Homeland Security Secretary Janet Napolitano announced yesterday, in so many words, that she intends to shake, rattle and roil the still-swooning economy by endorsing a Bush Administration initiative that would make the online employment-eligibility-confirmation system known as E-Verify mandatory for federal contractors and subcontractors.
Despite the Secretary’s announcement, a counter-intuitive alliance of business and pro-worker immigration advocates is challenging mandatory E-Verify on legal and practical grounds. Critics maintain that its mandatory use exceeds Presidential authority (since the 1996 legislation authorizing the system – then known as Basic Pilot – provided that participation would only be voluntary). Opponents also assert that the system is still too error-prone to risk the chance that large numbers of U.S. citizens and other authorized workers will be unjustly denied employment.
What’s less well known is the pernicious effect of the Federal Acquisition Regulation (FAR) which goes far beyond the Federales’ already unwarranted voluntary E-Verify system that relies on distorted principles of contract law for its enforcement teeth.
The proposed FAR rule, as Batya Schwartz Ehrens and I have noted, requires that federal contractors and subs down the line (with modest exceptions) use E-Verify to test the employment eligibility of both new hires and all current employees who are assigned in direct support of a federal contract. Until the FAR rule was proposed, existing employees have been legally off limits for E-Verify testing because of the substantial risk that employers will discriminate against workers who look or sound foreign. The FAR proposal upends that long-settled distinction between current employees and new hires.
So, how exactly does a federal contractor eager to get in on the stimulus dollars available under the 2009 American Recovery and Reinvestment Act satisfy the FAR E-Verify mandate? The prime contractor is required to make sure that all of its own workers and all current and prospective employees of its subcontractors and sub-subcontractors assigned to the federal contract have the right to work, as confirmed by an E-Verify printout.
What happens if, after the contract is awarded, E-Verify rejects so many workers that the contractor and the subs cannot perform and are in breach of the agreement?
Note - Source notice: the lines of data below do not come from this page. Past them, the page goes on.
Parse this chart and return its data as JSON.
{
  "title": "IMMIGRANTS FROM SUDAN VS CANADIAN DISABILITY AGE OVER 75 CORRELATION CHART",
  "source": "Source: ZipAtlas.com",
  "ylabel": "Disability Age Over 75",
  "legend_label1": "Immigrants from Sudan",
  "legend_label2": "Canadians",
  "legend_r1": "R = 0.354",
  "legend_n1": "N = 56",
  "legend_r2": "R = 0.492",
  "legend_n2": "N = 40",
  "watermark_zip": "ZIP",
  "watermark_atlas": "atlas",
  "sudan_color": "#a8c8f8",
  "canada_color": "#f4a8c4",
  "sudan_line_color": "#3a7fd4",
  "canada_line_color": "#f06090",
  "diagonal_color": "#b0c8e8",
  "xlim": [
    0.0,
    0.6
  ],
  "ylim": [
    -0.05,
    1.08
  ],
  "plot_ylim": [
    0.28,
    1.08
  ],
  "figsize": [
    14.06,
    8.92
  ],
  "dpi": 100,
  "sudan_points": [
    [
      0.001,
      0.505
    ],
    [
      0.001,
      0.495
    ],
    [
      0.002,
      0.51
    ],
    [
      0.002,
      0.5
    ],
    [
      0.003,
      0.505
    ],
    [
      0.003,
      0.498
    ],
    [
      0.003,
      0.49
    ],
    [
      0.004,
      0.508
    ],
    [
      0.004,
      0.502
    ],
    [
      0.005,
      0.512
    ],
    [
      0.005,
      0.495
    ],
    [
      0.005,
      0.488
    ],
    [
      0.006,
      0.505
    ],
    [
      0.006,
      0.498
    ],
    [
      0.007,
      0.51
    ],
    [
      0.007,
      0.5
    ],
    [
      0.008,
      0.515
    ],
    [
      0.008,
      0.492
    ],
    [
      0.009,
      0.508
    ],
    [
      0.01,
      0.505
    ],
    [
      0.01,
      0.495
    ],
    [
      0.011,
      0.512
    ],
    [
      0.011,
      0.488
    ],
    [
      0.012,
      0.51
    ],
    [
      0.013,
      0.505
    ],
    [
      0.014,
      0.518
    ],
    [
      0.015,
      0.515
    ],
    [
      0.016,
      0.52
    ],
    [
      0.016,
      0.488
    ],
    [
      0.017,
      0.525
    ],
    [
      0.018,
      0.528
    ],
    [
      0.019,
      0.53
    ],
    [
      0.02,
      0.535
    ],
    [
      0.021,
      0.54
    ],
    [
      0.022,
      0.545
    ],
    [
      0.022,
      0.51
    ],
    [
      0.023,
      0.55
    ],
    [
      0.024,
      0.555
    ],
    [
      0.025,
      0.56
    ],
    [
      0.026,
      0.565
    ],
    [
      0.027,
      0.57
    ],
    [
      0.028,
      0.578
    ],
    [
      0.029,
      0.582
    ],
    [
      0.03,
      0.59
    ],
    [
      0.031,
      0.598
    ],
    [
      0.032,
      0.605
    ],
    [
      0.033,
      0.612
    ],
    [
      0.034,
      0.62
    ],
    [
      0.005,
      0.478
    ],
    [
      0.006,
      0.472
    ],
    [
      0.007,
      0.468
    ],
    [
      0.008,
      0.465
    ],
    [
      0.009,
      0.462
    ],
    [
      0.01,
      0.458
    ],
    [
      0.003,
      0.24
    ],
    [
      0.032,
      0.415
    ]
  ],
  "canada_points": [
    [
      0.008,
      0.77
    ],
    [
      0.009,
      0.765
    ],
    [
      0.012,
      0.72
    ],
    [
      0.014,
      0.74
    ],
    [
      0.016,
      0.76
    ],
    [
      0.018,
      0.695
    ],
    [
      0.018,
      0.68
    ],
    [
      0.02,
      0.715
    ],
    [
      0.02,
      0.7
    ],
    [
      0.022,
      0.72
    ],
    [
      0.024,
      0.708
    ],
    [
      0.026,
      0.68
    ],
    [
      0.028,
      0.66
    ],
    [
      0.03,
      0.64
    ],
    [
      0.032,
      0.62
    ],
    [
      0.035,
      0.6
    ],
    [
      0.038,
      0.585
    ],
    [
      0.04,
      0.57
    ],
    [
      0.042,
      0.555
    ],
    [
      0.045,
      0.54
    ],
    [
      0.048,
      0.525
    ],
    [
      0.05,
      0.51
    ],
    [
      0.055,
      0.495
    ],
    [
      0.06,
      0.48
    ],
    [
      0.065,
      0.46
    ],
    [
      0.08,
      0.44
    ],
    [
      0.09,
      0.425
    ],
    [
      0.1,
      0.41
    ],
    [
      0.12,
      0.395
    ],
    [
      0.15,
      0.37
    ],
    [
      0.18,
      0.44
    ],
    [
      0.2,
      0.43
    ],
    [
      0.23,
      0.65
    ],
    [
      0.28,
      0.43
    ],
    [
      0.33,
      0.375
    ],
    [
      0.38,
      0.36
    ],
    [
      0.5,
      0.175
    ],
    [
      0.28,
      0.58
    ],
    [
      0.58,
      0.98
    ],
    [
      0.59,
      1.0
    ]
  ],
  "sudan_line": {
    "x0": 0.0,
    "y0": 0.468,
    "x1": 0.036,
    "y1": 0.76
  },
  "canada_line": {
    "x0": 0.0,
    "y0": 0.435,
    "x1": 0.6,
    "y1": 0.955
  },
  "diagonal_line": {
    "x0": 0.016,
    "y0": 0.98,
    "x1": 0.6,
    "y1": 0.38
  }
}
Enter the age of government-stoked officious intermeddling. What’s likely to happen will be that federal contractors will take a lesson from large employers who increasingly are using their bargaining clout in a down economy to insert immigration-compliance cram-down provisions in their contracts with vendors and service providers. As Ted Chiappari and I discussed in a recent New York Law Journal article, “Minimizing Immigration Risks from Service Providers” (provided courtesy of IncisiveMedia, the copyright holder), the trend now is to require vendors and subs to allow the corporate customer to demand random immigration-compliance audits of the provider’s workforce conducted by an immigration lawyer or consultant with I-9 expertise.
What happens next is all too foreseeable. Unauthorized workers will be outed. Contractors and subs will therefore fail to fulfill their federal contracts. The intended effects of the stimulus will be diminished or delayed. The economy will remain in the doldrums. Americans will suffer.
The better approach is to put FAR E-Verify ON ICE, and instead enact comprehensive immigration reform. Unauthorized workers with otherwise clean records will then be screened, required to pay fines and back taxes, given work permission and placed on a path to legal status. Federal contractors will perform without breach. And America’s economy will rebound, far sooner than if the Secretary’s Nanny-State proposal becomes the law of the land.